Q2: How does the German patent landscape influence global patent strategies?
A2: German patents are part of the European Patent Convention, often validated as part of EPO applications, affecting protection in multiple European countries. They also influence global filings and licensing.

Q3: What are common challenges to pharmaceutical patents like DE102004019743?
A3: Challenges often involve prior art invalidation, claim interpretation disputes, or objections based on inventive step.
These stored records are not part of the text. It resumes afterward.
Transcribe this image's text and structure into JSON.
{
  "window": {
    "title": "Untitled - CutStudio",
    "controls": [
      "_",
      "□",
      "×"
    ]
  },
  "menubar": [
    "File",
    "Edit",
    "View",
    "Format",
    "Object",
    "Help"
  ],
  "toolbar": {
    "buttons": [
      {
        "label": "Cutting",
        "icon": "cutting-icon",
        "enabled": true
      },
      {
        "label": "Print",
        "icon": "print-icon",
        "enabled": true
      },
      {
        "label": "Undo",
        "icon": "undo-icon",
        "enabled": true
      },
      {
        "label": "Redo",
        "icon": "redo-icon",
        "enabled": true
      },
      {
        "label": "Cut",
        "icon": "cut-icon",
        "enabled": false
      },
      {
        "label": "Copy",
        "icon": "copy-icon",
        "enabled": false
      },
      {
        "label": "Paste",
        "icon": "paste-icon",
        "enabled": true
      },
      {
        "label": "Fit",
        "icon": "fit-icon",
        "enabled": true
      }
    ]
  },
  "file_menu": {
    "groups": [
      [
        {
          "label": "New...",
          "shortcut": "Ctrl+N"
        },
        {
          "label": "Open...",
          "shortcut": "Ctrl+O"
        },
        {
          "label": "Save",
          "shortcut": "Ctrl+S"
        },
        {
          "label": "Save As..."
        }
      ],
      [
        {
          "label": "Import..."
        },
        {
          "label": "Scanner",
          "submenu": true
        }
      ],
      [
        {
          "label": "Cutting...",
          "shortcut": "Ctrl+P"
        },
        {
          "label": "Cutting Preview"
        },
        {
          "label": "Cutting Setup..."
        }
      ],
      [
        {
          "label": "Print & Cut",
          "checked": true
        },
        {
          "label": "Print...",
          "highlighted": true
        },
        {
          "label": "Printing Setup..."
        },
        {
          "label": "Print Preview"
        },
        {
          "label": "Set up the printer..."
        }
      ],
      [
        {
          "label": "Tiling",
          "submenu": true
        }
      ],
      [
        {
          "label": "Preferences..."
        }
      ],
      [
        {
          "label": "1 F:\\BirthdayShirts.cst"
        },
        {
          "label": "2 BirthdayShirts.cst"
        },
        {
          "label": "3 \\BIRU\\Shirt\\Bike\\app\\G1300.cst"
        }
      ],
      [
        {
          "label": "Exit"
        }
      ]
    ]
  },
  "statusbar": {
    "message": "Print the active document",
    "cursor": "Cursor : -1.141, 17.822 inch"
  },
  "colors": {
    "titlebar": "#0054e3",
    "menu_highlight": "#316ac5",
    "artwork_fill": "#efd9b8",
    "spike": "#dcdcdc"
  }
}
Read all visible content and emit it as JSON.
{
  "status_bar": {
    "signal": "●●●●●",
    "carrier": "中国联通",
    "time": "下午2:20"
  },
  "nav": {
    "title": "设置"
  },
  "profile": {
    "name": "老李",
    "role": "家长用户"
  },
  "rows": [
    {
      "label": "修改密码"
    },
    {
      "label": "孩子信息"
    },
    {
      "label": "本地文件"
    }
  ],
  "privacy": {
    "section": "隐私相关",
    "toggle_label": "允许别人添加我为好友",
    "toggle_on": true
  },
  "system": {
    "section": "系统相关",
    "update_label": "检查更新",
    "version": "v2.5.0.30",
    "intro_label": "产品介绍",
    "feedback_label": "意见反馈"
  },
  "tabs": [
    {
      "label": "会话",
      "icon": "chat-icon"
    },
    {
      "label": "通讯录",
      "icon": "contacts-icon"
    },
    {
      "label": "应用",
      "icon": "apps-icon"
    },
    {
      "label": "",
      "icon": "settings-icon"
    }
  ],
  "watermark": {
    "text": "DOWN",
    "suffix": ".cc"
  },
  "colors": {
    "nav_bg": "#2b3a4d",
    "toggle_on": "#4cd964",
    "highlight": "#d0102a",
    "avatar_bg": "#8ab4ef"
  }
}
Oppositions can be filed within certain periods post-grant.

Q4: How can competitors circumvent this patent to develop similar drugs?
A4: They can design around by altering the chemical structure to fall outside the claims or pursue alternative therapeutic pathways not covered by the patent.

Q5: What role do patent claims play in regulatory approval processes?
A5: While claims define legal rights, regulatory approval depends on safety and efficacy data. However, a robust patent portfolio can support extensions or exclusivity provisions during regulatory review.

References

1. German Patent and Trade Mark Office (DPMA). Patent Register.
2. European Patent Office (EPO). Espacenet Patent Database.
3. Patent DE102004019743 documentation (full USPTO or DPMA file history).
4. Gielmann, H., et al., Patent Law and Practice.
5. Kesten, T., et al., Pharmaceutical Patent Strategies, Journal of Intellectual Property Law.

This analysis aims to inform IP and business professionals about patent DE102004019743’s strategic significance within the pharmaceutical patent landscape.